Julie is referring to these articles (part1, p2, p3, p4) where I describe the CC as a great licensing method for almost all media types except photography.

In summary, what the CC has done is create a legally legitimate infrastructure for those who freely share copyrighted works. Before CC, such activity was technically an infringement, because the the publication of creative works requires consent of copyright holders. CC clears up that technicality, which is great. But it has inadvertently given people the impression that it has affected the licensing industry's pricing structures.

CC has not affected the greater licensing market (or prices), largely because of risk: CC has no centralized authority to assure that content is either submitted properly or used properly. Because it's so easy to game the system on either side of the photo (the supplier or the user can sue the other by luring them with a legally misleading scenario), the financial liability for anyone with a lot to lose is simply too high, especially given that traditional license fees are so minimal. So, the majority of image buyers simply stay away from CC.

Now, this is not to suggest there's something wrong with the CC model in principle. I'm a big advocate for it in all other contexts. Indeed, it was born out of the "free software" meme that was popular in the 1980s and 90s, when Gnu Public License (GPL) and other models were the precursors to the "open-source" model we still enjoy today. These are great innovations in licensing because they allow intellectual property to be used for the greater good, while also allowing for commercial use of those innovations.

But CC in the world of engineering is entirely different from photography. Engineering takes a considerable amount of time, resources and (usually) teamwork to produce anything of value that those in the open-source community would use. As such, the kind of content there is proportionally minimal, and each work is substantial and recognizable, making infringements quite easy to spot.

None of this is true in photography—trillions of images are produced daily, it's impossible to track any given photo, or whether it is "legitimate" (either by the owner or the user).

So, sure, in a world of honest people that want to freely share their content in a peaceful corner of the image licensing market, CC is great. The CC market is growing, but the perception is only as a measurement of itself, not the total licensing market. An article on that topic can be found here.

Lastly, it's natural to ask, "If CC is so easy to game, why haven't we seen it?" The answer is because the market is so negligible. Economists often use crime data as a reality check on the economic activity they think they're aware of. The higher the crime rate, the more economic activity there is, and there's usually parity between that activity and the presumed size of a commodity's market. If there's little crime, the market size isn't big enough to warrant the effort. If CC were to genuinely gain momentum, it would attract those who would game the system for profit, which itself would have a cooling effect, bringing its popularity back down.

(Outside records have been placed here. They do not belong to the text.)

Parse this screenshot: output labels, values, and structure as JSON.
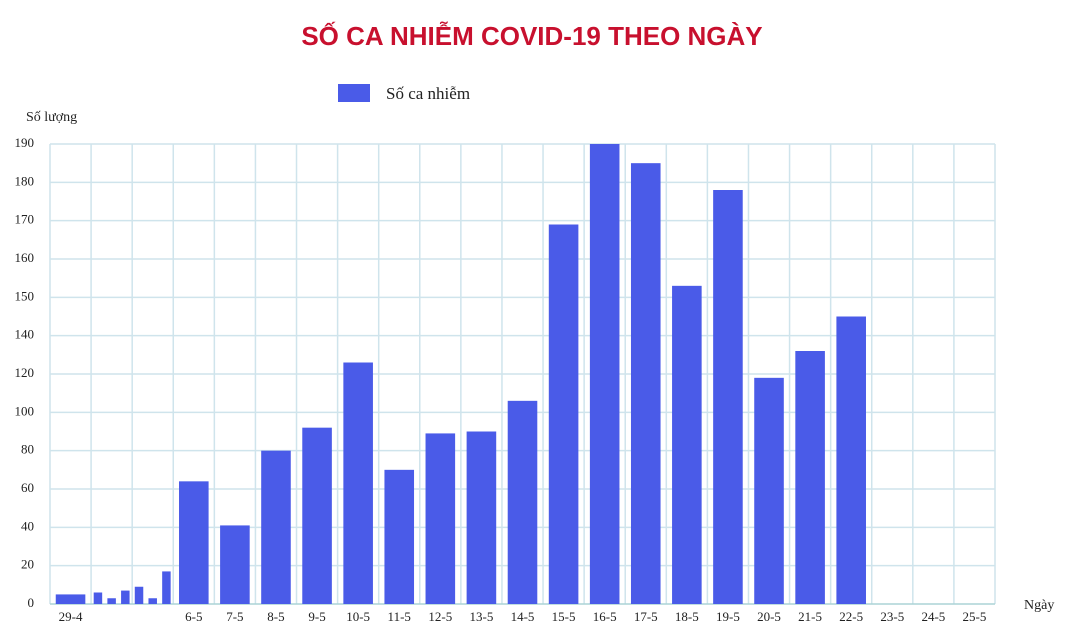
{
  "chart_data": {
    "type": "bar",
    "title": "SỐ CA NHIỄM COVID-19 THEO NGÀY",
    "y_label": "Số lượng",
    "x_label": "Ngày",
    "categories": [
      "29-4",
      null,
      null,
      null,
      null,
      null,
      null,
      "6-5",
      "7-5",
      "8-5",
      "9-5",
      "10-5",
      "11-5",
      "12-5",
      "13-5",
      "14-5",
      "15-5",
      "16-5",
      "17-5",
      "18-5",
      "19-5",
      "20-5",
      "21-5",
      "22-5",
      "23-5",
      "24-5",
      "25-5"
    ],
    "series": [
      {
        "name": "Số ca nhiễm",
        "color": "#4a5be8",
        "values": [
          5,
          6,
          3,
          7,
          9,
          3,
          17,
          64,
          41,
          80,
          92,
          126,
          70,
          89,
          90,
          106,
          169,
          190,
          185,
          153,
          178,
          118,
          132,
          145,
          null,
          null,
          null
        ]
      }
    ],
    "ylim": [
      0,
      190
    ],
    "yticks": [
      0,
      20,
      40,
      60,
      80,
      100,
      120,
      140,
      150,
      160,
      170,
      180,
      190
    ],
    "grid": true,
    "legend": "top"
  }
}
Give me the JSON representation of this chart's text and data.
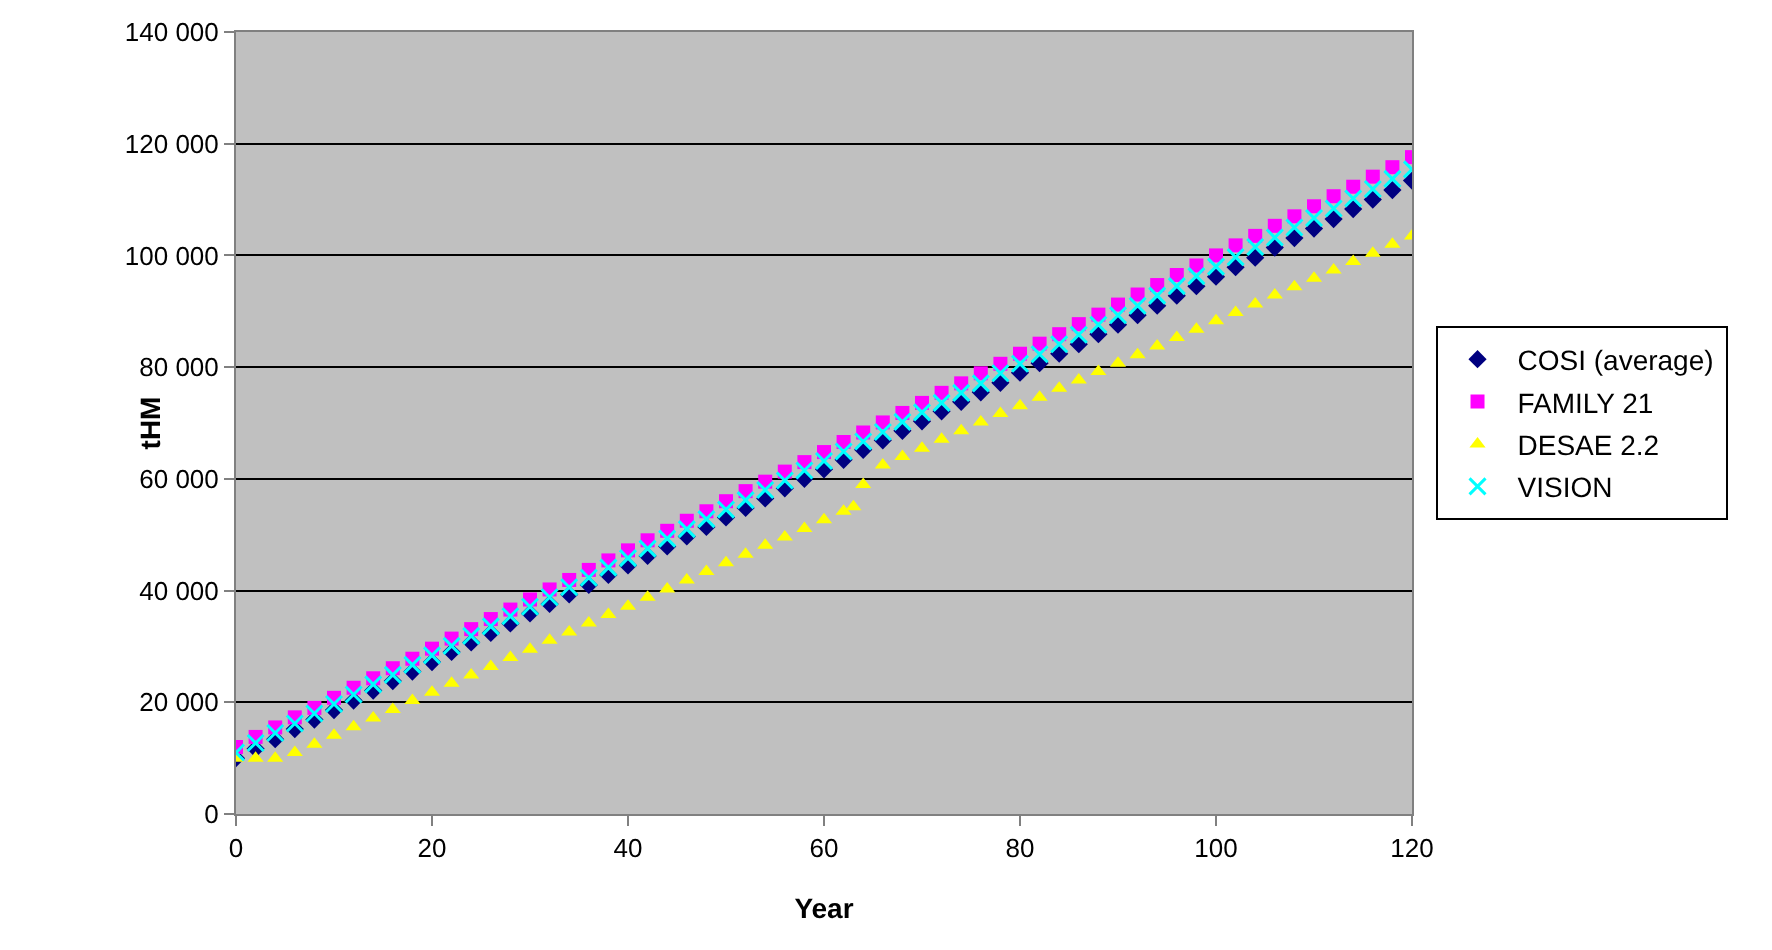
{
  "chart_data": {
    "type": "scatter",
    "xlabel": "Year",
    "ylabel": "tHM",
    "xlim": [
      0,
      120
    ],
    "xticks": [
      0,
      20,
      40,
      60,
      80,
      100,
      120
    ],
    "ylim": [
      0,
      140000
    ],
    "yticks": [
      {
        "value": 0,
        "label": "0"
      },
      {
        "value": 20000,
        "label": "20 000"
      },
      {
        "value": 40000,
        "label": "40 000"
      },
      {
        "value": 60000,
        "label": "60 000"
      },
      {
        "value": 80000,
        "label": "80 000"
      },
      {
        "value": 100000,
        "label": "100 000"
      },
      {
        "value": 120000,
        "label": "120 000"
      },
      {
        "value": 140000,
        "label": "140 000"
      }
    ],
    "grid": "y",
    "legend": "right",
    "x": [
      0,
      2,
      4,
      6,
      8,
      10,
      12,
      14,
      16,
      18,
      20,
      22,
      24,
      26,
      28,
      30,
      32,
      34,
      36,
      38,
      40,
      42,
      44,
      46,
      48,
      50,
      52,
      54,
      56,
      58,
      60,
      62,
      64,
      66,
      68,
      70,
      72,
      74,
      76,
      78,
      80,
      82,
      84,
      86,
      88,
      90,
      92,
      94,
      96,
      98,
      100,
      102,
      104,
      106,
      108,
      110,
      112,
      114,
      116,
      118,
      120
    ],
    "series": [
      {
        "name": "COSI (average)",
        "color": "#000080",
        "marker": "diamond",
        "values": [
          10000,
          11700,
          13400,
          15200,
          16900,
          18600,
          20300,
          22100,
          23800,
          25500,
          27200,
          29000,
          30700,
          32400,
          34100,
          35900,
          37600,
          39300,
          41000,
          42800,
          44500,
          46200,
          47900,
          49700,
          51400,
          53100,
          54800,
          56500,
          58300,
          60000,
          61700,
          63400,
          65200,
          66900,
          68600,
          70300,
          72100,
          73800,
          75500,
          77200,
          79000,
          80700,
          82400,
          84100,
          85900,
          87600,
          89300,
          91000,
          92800,
          94500,
          96200,
          97900,
          99600,
          101400,
          103100,
          104800,
          106500,
          108300,
          110000,
          111700,
          113400
        ]
      },
      {
        "name": "FAMILY 21",
        "color": "#ff00ff",
        "marker": "square",
        "values": [
          12000,
          13800,
          15500,
          17300,
          19000,
          20800,
          22600,
          24300,
          26100,
          27800,
          29600,
          31400,
          33100,
          34900,
          36600,
          38400,
          40200,
          41900,
          43700,
          45400,
          47200,
          49000,
          50700,
          52500,
          54200,
          56000,
          57800,
          59500,
          61300,
          63000,
          64800,
          66600,
          68300,
          70100,
          71800,
          73600,
          75400,
          77100,
          78900,
          80600,
          82400,
          84200,
          85900,
          87700,
          89400,
          91200,
          93000,
          94700,
          96500,
          98200,
          100000,
          101800,
          103500,
          105300,
          107000,
          108800,
          110600,
          112300,
          114100,
          115800,
          117600
        ]
      },
      {
        "name": "DESAE 2.2",
        "color": "#ffff00",
        "marker": "triangle",
        "x": [
          0,
          2,
          4,
          6,
          8,
          10,
          12,
          14,
          16,
          18,
          20,
          22,
          24,
          26,
          28,
          30,
          32,
          34,
          36,
          38,
          40,
          42,
          44,
          46,
          48,
          50,
          52,
          54,
          56,
          58,
          60,
          62,
          63,
          64,
          66,
          68,
          70,
          72,
          74,
          76,
          78,
          80,
          82,
          84,
          86,
          88,
          90,
          92,
          94,
          96,
          98,
          100,
          102,
          104,
          106,
          108,
          110,
          112,
          114,
          116,
          118,
          120
        ],
        "values": [
          10000,
          10000,
          10000,
          11000,
          12500,
          14100,
          15600,
          17200,
          18700,
          20300,
          21800,
          23400,
          24900,
          26400,
          28000,
          29500,
          31100,
          32600,
          34200,
          35700,
          37200,
          38800,
          40300,
          41900,
          43400,
          45000,
          46500,
          48100,
          49600,
          51100,
          52700,
          54200,
          55000,
          59000,
          62500,
          64000,
          65500,
          67100,
          68600,
          70200,
          71700,
          73100,
          74600,
          76200,
          77700,
          79200,
          80700,
          82200,
          83800,
          85300,
          86800,
          88300,
          89800,
          91300,
          92900,
          94400,
          95900,
          97400,
          98900,
          100400,
          102000,
          103500
        ]
      },
      {
        "name": "VISION",
        "color": "#00ffff",
        "marker": "cross",
        "values": [
          11000,
          12700,
          14500,
          16200,
          18000,
          19700,
          21400,
          23200,
          24900,
          26700,
          28400,
          30100,
          31900,
          33600,
          35400,
          37100,
          38800,
          40600,
          42300,
          44100,
          45800,
          47500,
          49300,
          51000,
          52800,
          54500,
          56200,
          58000,
          59700,
          61500,
          63200,
          64900,
          66700,
          68400,
          70200,
          71900,
          73600,
          75400,
          77100,
          78900,
          80600,
          82300,
          84100,
          85800,
          87600,
          89300,
          91000,
          92800,
          94500,
          96300,
          98000,
          99700,
          101500,
          103200,
          105000,
          106700,
          108400,
          110200,
          111900,
          113700,
          115400
        ]
      }
    ]
  }
}
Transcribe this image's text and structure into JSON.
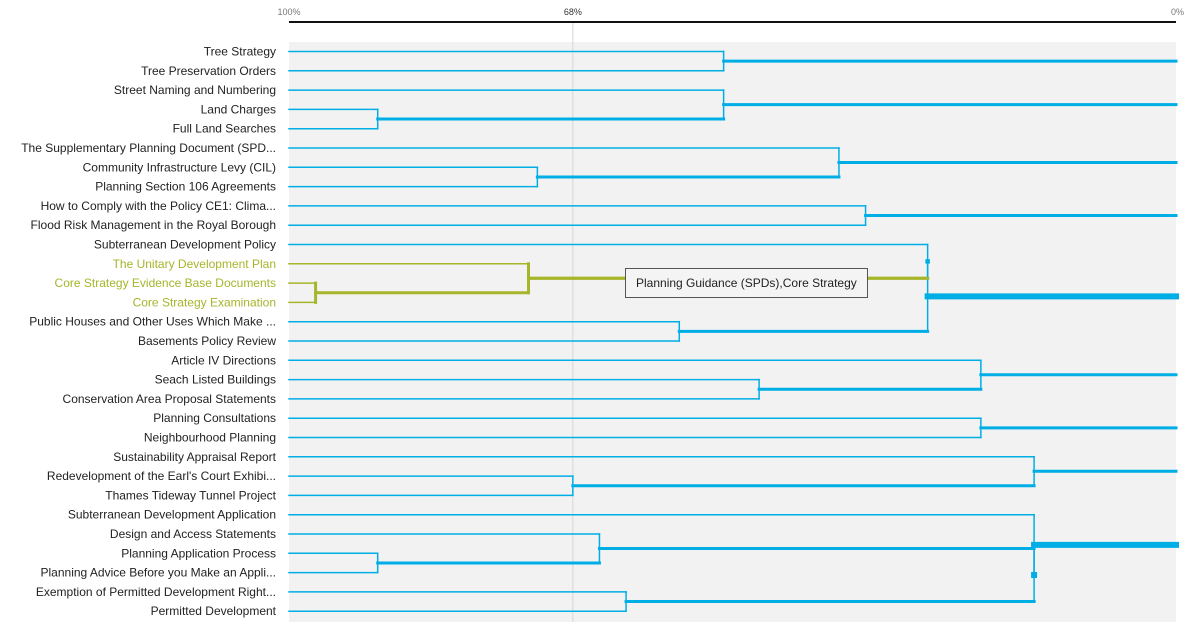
{
  "chart_data": {
    "type": "dendrogram",
    "orientation": "right-to-left",
    "x_axis": {
      "start_label": "100%",
      "end_label": "0%",
      "marker_label": "68%",
      "marker_value": 68
    },
    "leaves": [
      "Tree Strategy",
      "Tree Preservation Orders",
      "Street Naming and Numbering",
      "Land Charges",
      "Full Land Searches",
      "The Supplementary Planning Document (SPD...",
      "Community Infrastructure Levy (CIL)",
      "Planning Section 106 Agreements",
      "How to Comply with the Policy CE1: Clima...",
      "Flood Risk Management in the Royal Borough",
      "Subterranean Development Policy",
      "The Unitary Development Plan",
      "Core Strategy Evidence Base Documents",
      "Core Strategy Examination",
      "Public Houses and Other Uses Which Make ...",
      "Basements Policy Review",
      "Article IV Directions",
      "Seach Listed Buildings",
      "Conservation Area Proposal Statements",
      "Planning Consultations",
      "Neighbourhood Planning",
      "Sustainability Appraisal Report",
      "Redevelopment of the Earl's Court Exhibi...",
      "Thames Tideway Tunnel Project",
      "Subterranean Development Application",
      "Design and Access Statements",
      "Planning Application Process",
      "Planning Advice Before you Make an Appli...",
      "Exemption of Permitted Development Right...",
      "Permitted Development"
    ],
    "highlighted_leaves": [
      11,
      12,
      13
    ],
    "merges": [
      {
        "children": [
          "L0",
          "L1"
        ],
        "similarity": 51,
        "count": 2
      },
      {
        "children": [
          "L3",
          "L4"
        ],
        "similarity": 90,
        "count": 2
      },
      {
        "children": [
          "L2",
          "N1"
        ],
        "similarity": 51,
        "count": 3
      },
      {
        "children": [
          "L6",
          "L7"
        ],
        "similarity": 72,
        "count": 2
      },
      {
        "children": [
          "L5",
          "N3"
        ],
        "similarity": 38,
        "count": 3
      },
      {
        "children": [
          "L8",
          "L9"
        ],
        "similarity": 35,
        "count": 2
      },
      {
        "children": [
          "L12",
          "L13"
        ],
        "similarity": 97,
        "count": 2
      },
      {
        "children": [
          "L11",
          "N6"
        ],
        "similarity": 73,
        "count": 3
      },
      {
        "children": [
          "L14",
          "L15"
        ],
        "similarity": 56,
        "count": 2
      },
      {
        "children": [
          "L10",
          "N7"
        ],
        "similarity": 28,
        "count": 4
      },
      {
        "children": [
          "N9",
          "N8"
        ],
        "similarity": 28,
        "count": 6
      },
      {
        "children": [
          "L17",
          "L18"
        ],
        "similarity": 47,
        "count": 2
      },
      {
        "children": [
          "L16",
          "N11"
        ],
        "similarity": 22,
        "count": 3
      },
      {
        "children": [
          "L19",
          "L20"
        ],
        "similarity": 22,
        "count": 2
      },
      {
        "children": [
          "L22",
          "L23"
        ],
        "similarity": 68,
        "count": 2
      },
      {
        "children": [
          "L21",
          "N14"
        ],
        "similarity": 16,
        "count": 3
      },
      {
        "children": [
          "L26",
          "L27"
        ],
        "similarity": 90,
        "count": 2
      },
      {
        "children": [
          "L25",
          "N16"
        ],
        "similarity": 65,
        "count": 3
      },
      {
        "children": [
          "L28",
          "L29"
        ],
        "similarity": 62,
        "count": 2
      },
      {
        "children": [
          "N17",
          "N18"
        ],
        "similarity": 16,
        "count": 5
      },
      {
        "children": [
          "L24",
          "N19"
        ],
        "similarity": 16,
        "count": 6
      }
    ],
    "cluster_nodes": [
      0,
      2,
      4,
      5,
      10,
      12,
      13,
      15,
      20
    ],
    "highlighted_node": 7,
    "tooltip": "Planning Guidance (SPDs),Core Strategy",
    "colors": {
      "link": "#00aee6",
      "highlight": "#a6b52a",
      "plot_background": "#f2f2f2",
      "marker_line": "#d6d6d6",
      "axis_line": "#111111"
    }
  }
}
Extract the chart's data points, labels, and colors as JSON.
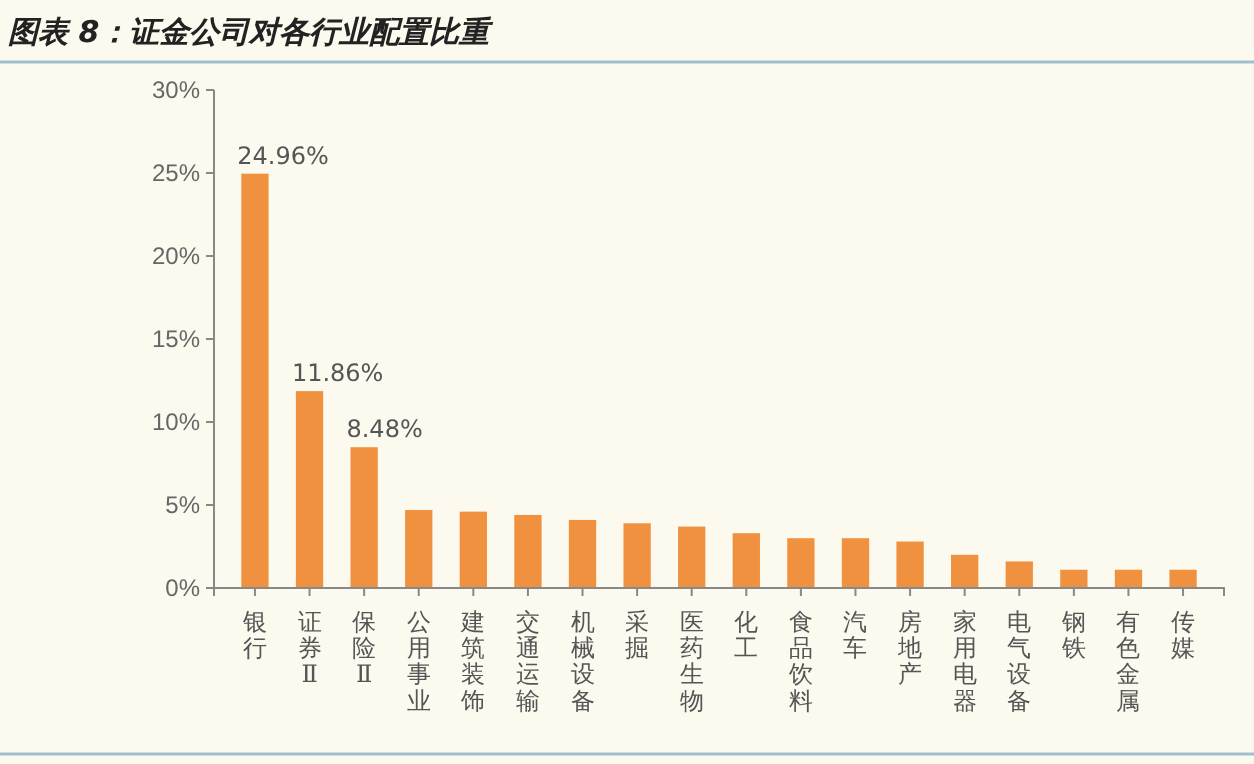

For the record, I've proposed that the best way to assuage people's risk concerns about CC is to use the "copyright registration" system. The CC foundation should have a submission system where those who want to submit images for CC licensing would bulk register those images to the copyright office. This gives them the right to file claims on behalf of the copyright owner, which is how major stock agencies like Getty work. Registered images are eligible for higher level of copyright protection, and there are federal penalties for fraudulent use. This means that users of CC images can be protected from invalid claims by those trying to game the system because this is built into the copyright act's provisions. Similarly, authors can be assured of CC compliance because non-compliant users could be subject to an infringement claim. Yes, you can sue someone for copyright infringement, even if the license fee were zero, because the infringement is another form of "breach of contract." Here, the user of a CC image agreed to the terms of CC by (for example) citing copyright ownership. Failing to do so is an infringement of that contract, and is therefore subject to the statutes provided by copyright law.

This would not only allow CC to have actual teeth, but the trust would go up as the risk comes down.

But such an infrastructure would be quite expensive to operate. That'd be a tall order just to create a system that brings the license fee for a commodity down only a few dollars, even if it is only to zero.